By using (-)-α-methylbenzylamine, the (-) carboxylic acid can be separated and purified. A compound of the present invention in which the acyl moiety of the compound represented by the general formula () is formed from a (+) carboxylic acid can be obtained by reacting the carboxylic acid () with L-histidine methyl ester dihydrochloride. The diastereomer compound of the compound represented by the general formula () is separated and purified by recrystallization or column chromatography to obtain a compound () in which the acyl moiety is formed from a (+) carboxylic acid, and this It can also be manufactured by using. The compound represented by the general formula () of the present invention can be converted into a pharmacologically acceptable acid addition salt according to a conventional method, and examples of these salts include hydrochloride, sulfonate, and p-toluenesulfonic acid. salt, acetate,
Examples include citrate. These acid addition salts also have a strong renin activity inhibiting effect, are stable to proteolytic enzymes, and clearly lower blood pressure in monkeys with high renin status when orally administered. The amino acid derivative represented by the general formula () and its pharmacologically acceptable acid addition salt of the present invention can be made into a pharmaceutical composition according to a conventional method. Examples of such pharmaceutical compositions include tablets, capsules, granules, and injections. The amino acid derivatives and pharmacologically acceptable acid addition salts represented by the general formula () have a strong renin activity inhibitory effect, and the 50% inhibitory activity value (IC ₅₀ ) in the human renin-sheep renin substrate system is 5.9. ×10 ^-6 ~1.5
×10 ^-7 molar concentration and low toxicity. When a pharmaceutical composition containing an amino acid derivative represented by the general formula () or a pharmacologically acceptable acid addition salt thereof is used for treatment, the dosage is determined based on the severity of the disease, the sex, age, and weight of the patient. However, when administered orally, the dose is generally 5mg to 5000 per day for adults
mg, and parenteral administration can be administered within the range of 1 mg to 1000 mg per day. [Example] In order to further explain the present invention in detail, reference examples and examples are given below. Note that the melting points of the compounds in each Reference Example and Examples are uncorrected. In addition, the NMR spectra of each compound are JEOL JNM-
Measurements were made using a GX270 high-resolution nuclear magnetic resonance apparatus. Mass spectrum is JEOL JMS-DX300
It was measured by the FAB method using a model mass spectrometer. Thin layer chromatography is performed using Merck's precoated plate silica gel.

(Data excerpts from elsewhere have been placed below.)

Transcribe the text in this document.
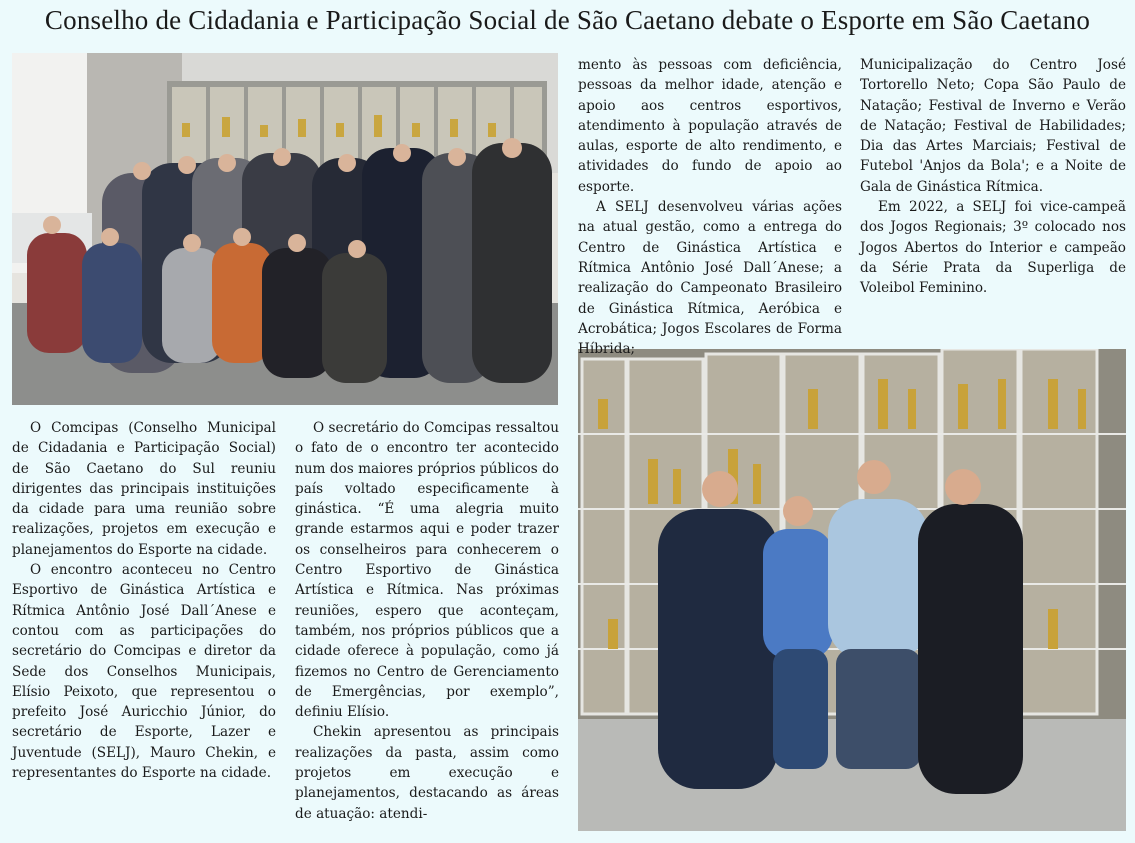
Conselho de Cidadania e Participação Social de São Caetano debate o Esporte em São Caetano

O Comcipas (Conselho Municipal de Cidadania e Participação Social) de São Caetano do Sul reuniu dirigentes das principais instituições da cidade para uma reunião sobre realizações, projetos em execução e planejamentos do Esporte na cidade.

O encontro aconteceu no Centro Esportivo de Ginástica Artística e Rítmica Antônio José Dall´Anese e contou com as participações do secretário do Comcipas e diretor da Sede dos Conselhos Municipais, Elísio Peixoto, que representou o prefeito José Auricchio Júnior, do secretário de Esporte, Lazer e Juventude (SELJ), Mauro Chekin, e representantes do Esporte na cidade.

O secretário do Comcipas ressaltou o fato de o encontro ter acontecido num dos maiores próprios públicos do país voltado especificamente à ginástica. “É uma alegria muito grande estarmos aqui e poder trazer os conselheiros para conhecerem o Centro Esportivo de Ginástica Artística e Rítmica. Nas próximas reuniões, espero que aconteçam, também, nos próprios públicos que a cidade oferece à população, como já fizemos no Centro de Gerenciamento de Emergências, por exemplo”, definiu Elísio.

Chekin apresentou as principais realizações da pasta, assim como projetos em execução e planejamentos, destacando as áreas de atuação: atendi-

mento às pessoas com deficiência, pessoas da melhor idade, atenção e apoio aos centros esportivos, atendimento à população através de aulas, esporte de alto rendimento, e atividades do fundo de apoio ao esporte.

A SELJ desenvolveu várias ações na atual gestão, como a entrega do Centro de Ginástica Artística e Rítmica Antônio José Dall´Anese; a realização do Campeonato Brasileiro de Ginástica Rítmica, Aeróbica e Acrobática; Jogos Escolares de Forma Híbrida;

Municipalização do Centro José Tortorello Neto; Copa São Paulo de Natação; Festival de Inverno e Verão de Natação; Festival de Habilidades; Dia das Artes Marciais; Festival de Futebol 'Anjos da Bola'; e a Noite de Gala de Ginástica Rítmica.

Em 2022, a SELJ foi vice-campeã dos Jogos Regionais; 3º colocado nos Jogos Abertos do Interior e campeão da Série Prata da Superliga de Voleibol Feminino.
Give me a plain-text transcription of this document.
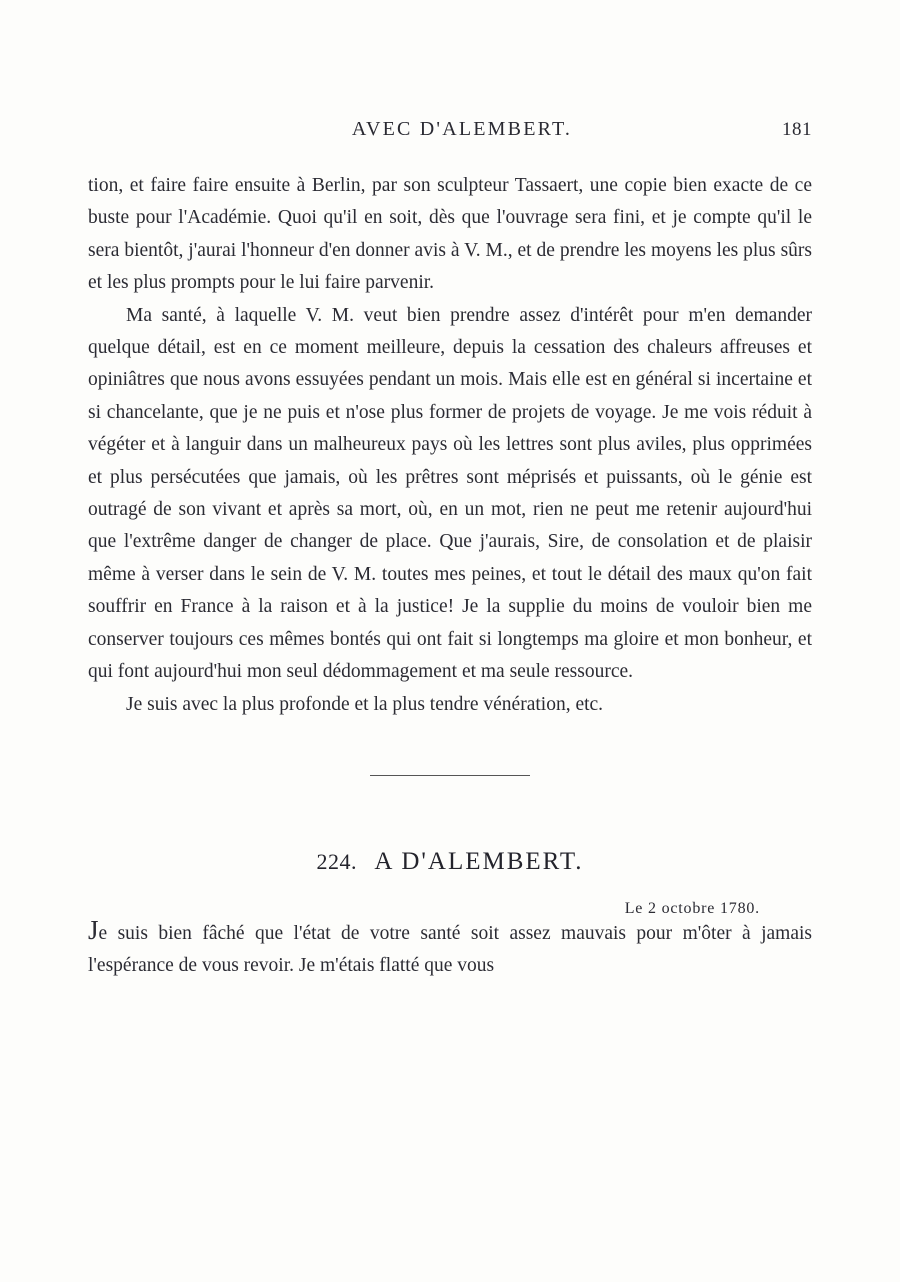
AVEC D'ALEMBERT.	181

tion, et faire faire ensuite à Berlin, par son sculpteur Tassaert, une copie bien exacte de ce buste pour l'Académie. Quoi qu'il en soit, dès que l'ouvrage sera fini, et je compte qu'il le sera bientôt, j'aurai l'honneur d'en donner avis à V. M., et de prendre les moyens les plus sûrs et les plus prompts pour le lui faire parvenir.

Ma santé, à laquelle V. M. veut bien prendre assez d'intérêt pour m'en demander quelque détail, est en ce moment meilleure, depuis la cessation des chaleurs affreuses et opiniâtres que nous avons essuyées pendant un mois. Mais elle est en général si incertaine et si chancelante, que je ne puis et n'ose plus former de projets de voyage. Je me vois réduit à végéter et à languir dans un malheureux pays où les lettres sont plus aviles, plus opprimées et plus persécutées que jamais, où les prêtres sont méprisés et puissants, où le génie est outragé de son vivant et après sa mort, où, en un mot, rien ne peut me retenir aujourd'hui que l'extrême danger de changer de place. Que j'aurais, Sire, de consolation et de plaisir même à verser dans le sein de V. M. toutes mes peines, et tout le détail des maux qu'on fait souffrir en France à la raison et à la justice! Je la supplie du moins de vouloir bien me conserver toujours ces mêmes bontés qui ont fait si longtemps ma gloire et mon bonheur, et qui font aujourd'hui mon seul dédommagement et ma seule ressource.

Je suis avec la plus profonde et la plus tendre vénération, etc.

224. A D'ALEMBERT.
Le 2 octobre 1780.

Je suis bien fâché que l'état de votre santé soit assez mauvais pour m'ôter à jamais l'espérance de vous revoir. Je m'étais flatté que vous
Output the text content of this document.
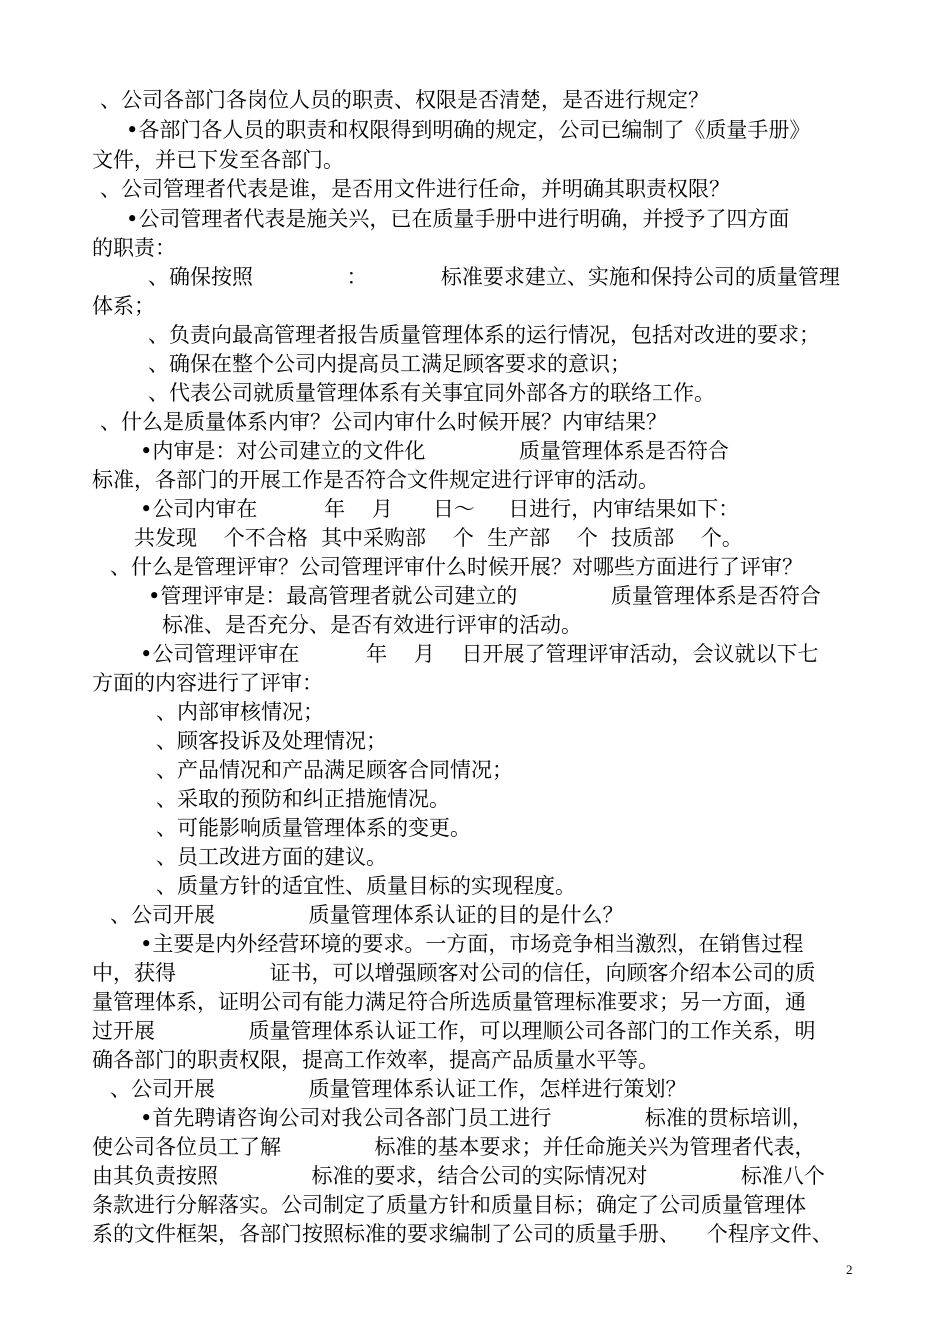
、公司各部门各岗位人员的职责、权限是否清楚，是否进行规定？

•各部门各人员的职责和权限得到明确的规定，公司已编制了《质量手册》

文件，并已下发至各部门。

、公司管理者代表是谁，是否用文件进行任命，并明确其职责权限？

•公司管理者代表是施关兴，已在质量手册中进行明确，并授予了四方面

的职责：

、确保按照              ：           标准要求建立、实施和保持公司的质量管理

体系；

、负责向最高管理者报告质量管理体系的运行情况，包括对改进的要求；

、确保在整个公司内提高员工满足顾客要求的意识；

、代表公司就质量管理体系有关事宜同外部各方的联络工作。

、什么是质量体系内审？公司内审什么时候开展？内审结果？

•内审是：对公司建立的文件化              质量管理体系是否符合

标准，各部门的开展工作是否符合文件规定进行评审的活动。

•公司内审在          年    月      日～     日进行，内审结果如下：

共发现    个不合格  其中采购部    个  生产部    个  技质部    个。

、什么是管理评审？公司管理评审什么时候开展？对哪些方面进行了评审？

•管理评审是：最高管理者就公司建立的              质量管理体系是否符合

标准、是否充分、是否有效进行评审的活动。

•公司管理评审在          年    月    日开展了管理评审活动，会议就以下七

方面的内容进行了评审：

、内部审核情况；

、顾客投诉及处理情况；

、产品情况和产品满足顾客合同情况；

、采取的预防和纠正措施情况。

、可能影响质量管理体系的变更。

、员工改进方面的建议。

、质量方针的适宜性、质量目标的实现程度。

、公司开展              质量管理体系认证的目的是什么？

•主要是内外经营环境的要求。一方面，市场竞争相当激烈，在销售过程

中，获得              证书，可以增强顾客对公司的信任，向顾客介绍本公司的质

量管理体系，证明公司有能力满足符合所选质量管理标准要求；另一方面，通

过开展              质量管理体系认证工作，可以理顺公司各部门的工作关系，明

确各部门的职责权限，提高工作效率，提高产品质量水平等。

、公司开展              质量管理体系认证工作，怎样进行策划？

•首先聘请咨询公司对我公司各部门员工进行              标准的贯标培训，

使公司各位员工了解              标准的基本要求；并任命施关兴为管理者代表，

由其负责按照              标准的要求，结合公司的实际情况对              标准八个

条款进行分解落实。公司制定了质量方针和质量目标；确定了公司质量管理体

系的文件框架，各部门按照标准的要求编制了公司的质量手册、    个程序文件、

2
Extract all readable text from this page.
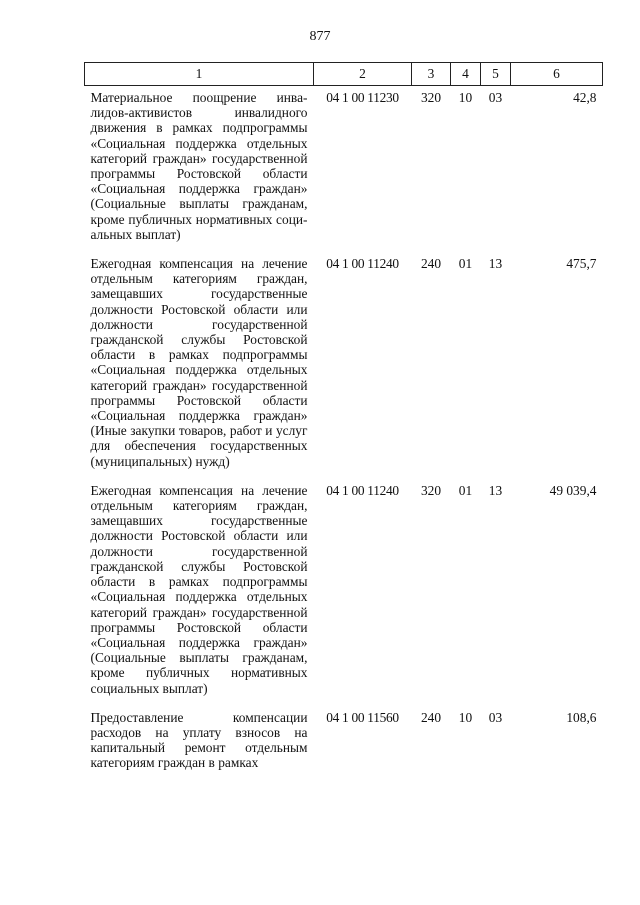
877
1	2	3	4	5	6
Материальное поощрение инвалидов-активистов инвалидного движения в рамках подпрограммы «Социальная поддержка отдельных категорий граждан» государственной программы Ростовской области «Социальная поддержка граждан» (Социальные выплаты гражданам, кроме публичных нормативных социальных выплат)	04 1 00 11230	320	10	03	42,8
Ежегодная компенсация на лечение отдельным категориям граждан, замещавших государственные должности Ростовской области или должности государственной гражданской службы Ростовской области в рамках подпрограммы «Социальная поддержка отдельных категорий граждан» государственной программы Ростовской области «Социальная поддержка граждан» (Иные закупки товаров, работ и услуг для обеспечения государственных (муниципальных) нужд)	04 1 00 11240	240	01	13	475,7
Ежегодная компенсация на лечение отдельным категориям граждан, замещавших государственные должности Ростовской области или должности государственной гражданской службы Ростовской области в рамках подпрограммы «Социальная поддержка отдельных категорий граждан» государственной программы Ростовской области «Социальная поддержка граждан» (Социальные выплаты гражданам, кроме публичных нормативных социальных выплат)	04 1 00 11240	320	01	13	49 039,4
Предоставление компенсации расходов на уплату взносов на капитальный ремонт отдельным категориям граждан в рамках	04 1 00 11560	240	10	03	108,6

Column chromatography was performed using Merck's Kieselgel ₆₀ (230-400 mesh). In addition, the developing solvent for thin layer chromatography is the lower layer of a mixture of chloroform/methanol/water = 8/3/1 and the lower layer of a mixture of chloroform/methanol/water = 8/3/1.
Rf values (Rf ₁ and Rf ₂ ) were calculated using two types of 5/1 mixed liquids. Reference example 1 (±)-2-(1-naphthylmethyl)-3-(phenethylcarbamoyl)propionic acid 17.40 g of ethyl succinate and 15.62 g of 1-naphthaldehyde were dissolved in 100 ml of absolute ethanol, and cooled on ice for 50 min. After adding 6.00 g of % sodium hydride (oil-based), the mixture was heated under reflux for 3 hours. The solvent is distilled off under reduced pressure, water is added to the residue, the neutral part is extracted and removed with ether, the aqueous layer is acidified with concentrated hydrochloric acid, and extracted with ether. The ether layer was washed with saturated brine and then dried over anhydrous magnesium sulfate. The solvent was distilled off under reduced pressure to obtain 3-ethoxycarbonyl-4-(1-naphthyl)-3-butenoic acid as a yellow oil.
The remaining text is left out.